Around 15 years ago, a student from India started his own company in Silicon Valley. He was a college dropout and academics were not his strong suit. Nonetheless, he and two friends worked hard on their business idea and were convinced they'd have each other's backs come what may. They were ready to hit the big time, sure that their idea would revolutionise the startup community. Yet, a year later things had changed. The idea no longer seemed to be a surefire winner and the friendship between the three had developed cracks that could not heal. Since they had not thought to get legal papers sorted, the partners bailed from the company with plenty of equity that they claimed was theirs. The boy felt cheated because he was the one who had built the lion's share of the company but was now left with one one-third stake. He had no option but to discontinue the company he was really passionate about. For him, it was hell on earth.
Getting the legalities in place is as important as any other strategy—leave it for too late and you could lose your entire company in a flash.
Take the above story very seriously as such incidents happen more often than you may think in startups. Getting the legalities in place is as important as any other strategy—leave it for too late and you could lose your entire company in a flash. Remember how Steve Jobs was removed from his own company? Or how Facebook co-founder Eduardo Saverin's stake was diluted to nothing? These are just some examples of the types of sticky situations that could lead to the undoing of a startup or its founder(s). Before you register your company, make sure you are well aware of the top five reasons why startups fail.
1. Battles over equity
When co-founders start fighting over equity, it often spells doom. We have seen many startups that got a very good response from the market initially but failed within months due to rifts between the founders.
Equity is so important because it determines how much of the company you own. Always remember, more the equity more the ownership. Further, all your hard work, effort, commitment and everything else is on one side and equity is on another. So chose your equity share wisely.
2. No written terms
If it is not documented then it does not exist. In this cruel world, there is no space left for oral agreements or mutual trust. We have seen various founders stabbing their own team members in the back. Where they once passionately exchanged ideas in coffee shops, they now hurl accusations in district courts. Rather than get embroiled in a legal battle later, make sure that each and every term is documented and agreed upon in writing by the founders. The way to go about this is to get a shareholder agreement drafted—it's a necessity. Else your partners may just snatch the company from under your nose.
3. Lack of commitment
A startup is not a one-person show—it is the outcome of a collective effort by a team. Just like in cricket, no one player can be credited for every aspect of a victory. It is the team that runs and makes a startup successful.
Where founders once passionately exchanged ideas in coffee shops, they now hurl accusations in district courts.
While every founder may not put in the same amount of hard work as the other, it is essential for each of them to be equally committed to the company. If that's not the case, then a less committed founder may be more likely to quit if the going gets tough. They may start looking for other opportunities, leaving the startup in the lurch. This creates rifts between the founders and may result in the startup itself falling apart.

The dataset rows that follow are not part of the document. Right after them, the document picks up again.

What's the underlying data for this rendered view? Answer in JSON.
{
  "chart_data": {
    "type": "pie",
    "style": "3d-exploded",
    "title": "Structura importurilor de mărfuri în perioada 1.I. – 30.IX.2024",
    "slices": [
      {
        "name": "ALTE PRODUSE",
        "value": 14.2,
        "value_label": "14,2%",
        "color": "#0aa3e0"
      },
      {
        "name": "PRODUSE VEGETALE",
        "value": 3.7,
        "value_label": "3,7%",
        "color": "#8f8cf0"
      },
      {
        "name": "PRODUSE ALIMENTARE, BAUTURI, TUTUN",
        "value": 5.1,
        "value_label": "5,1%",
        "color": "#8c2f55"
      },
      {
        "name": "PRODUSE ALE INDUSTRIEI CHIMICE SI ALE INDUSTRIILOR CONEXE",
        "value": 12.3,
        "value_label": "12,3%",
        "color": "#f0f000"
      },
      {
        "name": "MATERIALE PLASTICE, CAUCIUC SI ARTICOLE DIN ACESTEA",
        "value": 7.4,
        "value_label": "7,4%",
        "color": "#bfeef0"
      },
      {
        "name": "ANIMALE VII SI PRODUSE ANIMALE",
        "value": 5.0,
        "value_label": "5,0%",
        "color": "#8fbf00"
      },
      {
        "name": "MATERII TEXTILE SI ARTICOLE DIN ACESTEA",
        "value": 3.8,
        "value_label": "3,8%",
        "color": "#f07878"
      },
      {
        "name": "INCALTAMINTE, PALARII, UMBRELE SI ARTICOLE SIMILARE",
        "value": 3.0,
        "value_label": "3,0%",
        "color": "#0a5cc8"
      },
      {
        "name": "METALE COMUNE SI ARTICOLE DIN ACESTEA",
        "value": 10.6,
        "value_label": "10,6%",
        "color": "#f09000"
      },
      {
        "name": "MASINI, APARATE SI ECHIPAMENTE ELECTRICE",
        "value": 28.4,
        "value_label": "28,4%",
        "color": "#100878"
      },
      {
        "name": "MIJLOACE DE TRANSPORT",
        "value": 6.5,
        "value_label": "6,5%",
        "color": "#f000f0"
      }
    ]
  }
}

As Mahatma Gandhi once said, "The world has enough for everyone's need, but not enough for everyone's greed." We have seen good startups fail because some founders see initial success as entirely of their own making. They begin to think that it is they who deserve all the accolades and all the profits. It's a myth—and this kind of greed can be dangerous for the business. The founder may try to increase their stake at the cost of other founders and this ultimately spirals into a crisis situation.
5. Not raising funding at the right time
In many cases, startups raise funding very early, even when they don't need it. This leads to high expenditure and low output and due to this, the startup no longer gets the second round and ultimately fails.